开发者

Which processor architecture is best suited for biginteger arithmetic?

开发者 https://www.devze.com 2023-04-03 16:10 出处:网络
If I were to write assembly code for large integer calculations (e.g. prime factoring, modulo calculat开发者_如何学Pythonions, etc.) with a focus on speed, which architecture would be best suited for

If I were to write assembly code for large integer calculations (e.g. prime factoring, modulo calculat开发者_如何学Pythonions, etc.) with a focus on speed, which architecture would be best suited for this: x86(-64), ARM, PowerPC, MIPS or others?
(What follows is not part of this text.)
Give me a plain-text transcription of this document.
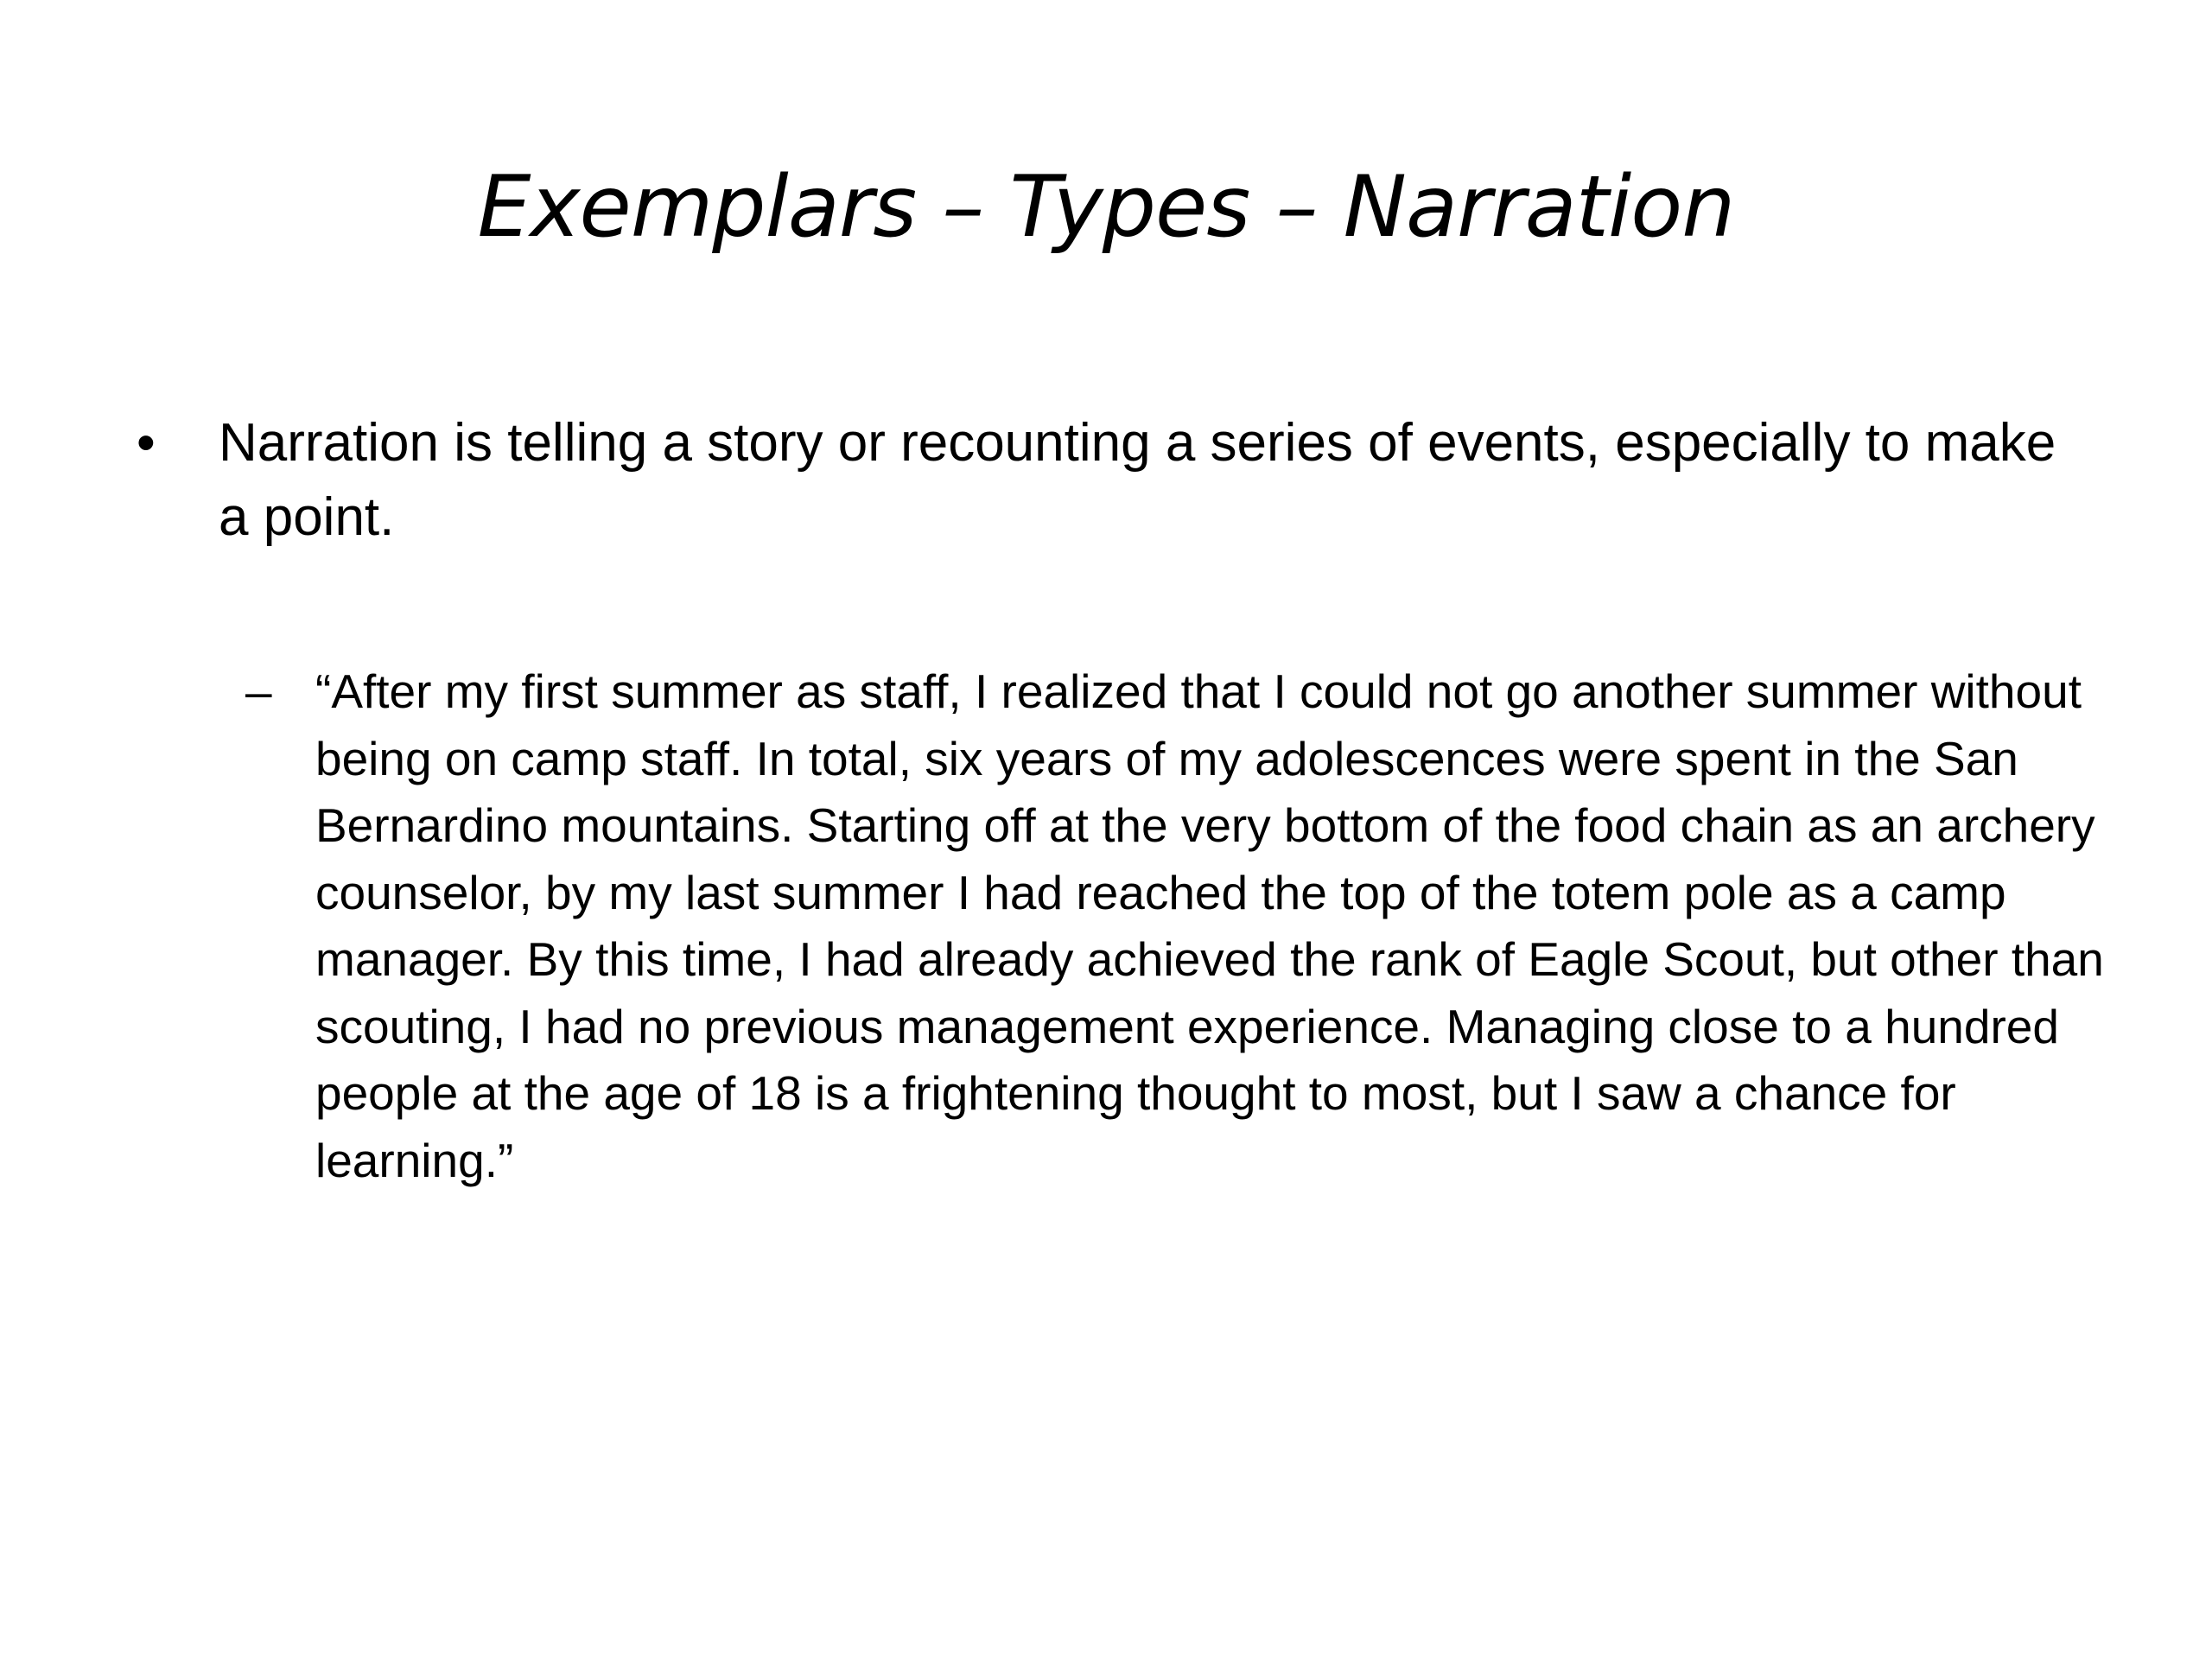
Exemplars – Types – Narration
• Narration is telling a story or recounting a series of events, especially to make a point.
– “After my first summer as staff, I realized that I could not go another summer without being on camp staff. In total, six years of my adolescences were spent in the San Bernardino mountains. Starting off at the very bottom of the food chain as an archery counselor, by my last summer I had reached the top of the totem pole as a camp manager. By this time, I had already achieved the rank of Eagle Scout, but other than scouting, I had no previous management experience. Managing close to a hundred people at the age of 18 is a frightening thought to most, but I saw a chance for learning.”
If you work with a small number of variable-size numbers, I think POWER 6 would suit your needs best (although I didn't work with this architecture) since it provides high IPC and very high frequency (up to 5GHz).

It you work with a large number of fixed-size numbers, x86-64 would be the best choice as it has SIMD operations which work on 64-bit numbers, and you can use those operations to speed up long arithmetic operations on multiple numbers. You will likely need an SSE 4.2-capable CPU (Intel Nehalem/Westmere/Sandy Bridge, or the upcoming AMD Bulldozer) since the 64-bit compare instruction PCMPGTQ was only added in SSE 4.2

Also, these GMP benchmark results might be interesting for you


IMO nothing beats x86-64, because no one else cares about higher-precision arithmetic

Many RISC architectures like MIPS, DEC Alpha, or RISC-V don't have a flag register so you'll need a separate instruction to get the carry. Therefore they're bad choices and eliminated right away. For example to do a += b in MIPS you need

addu aLow, aLow, bLow     # aLow += bLow
sltu tmp, aLow, bLow      # carry: tmp = (aLow < bLow)
addu aHigh, aHigh, bHigh  # aHigh += bHigh
addu aHigh, aHigh, tmp    # aHigh += carry

With a carry flag you need only 2 instructions: add aLow, bLow; adc aHigh, bHigh

The MIPS designers could have done it better, but they didn't

Higher clock helps as Marco van de Voort said, but those architectures don't have 50%-100% faster clock than the equivalent x86. The remaining things he said are fairly incorrect. It's important to note that arbitrary-precision math isn't trivially parallelized, therefore

  • Superscalar (more ALUs) doesn't help much because of the dependency chain, which prevents instructions to be run in parallel
  • Multiple cores and/or multiple sockets are also relatively useless for the same reason.
  • SIMD also won't generally help, because it's meant for processing multiple separate pieces of data and not a single big large integer. You don't have any way to propagate the carry from the lower limb to the next one. See
    • Is it possible to use SSE and SSE2 to make a 128-bit wide integer?
    • Is there hardware support for 128bit integers in modern processors?
    • Is __int128_t arithmetic emulated by GCC, even with SSE?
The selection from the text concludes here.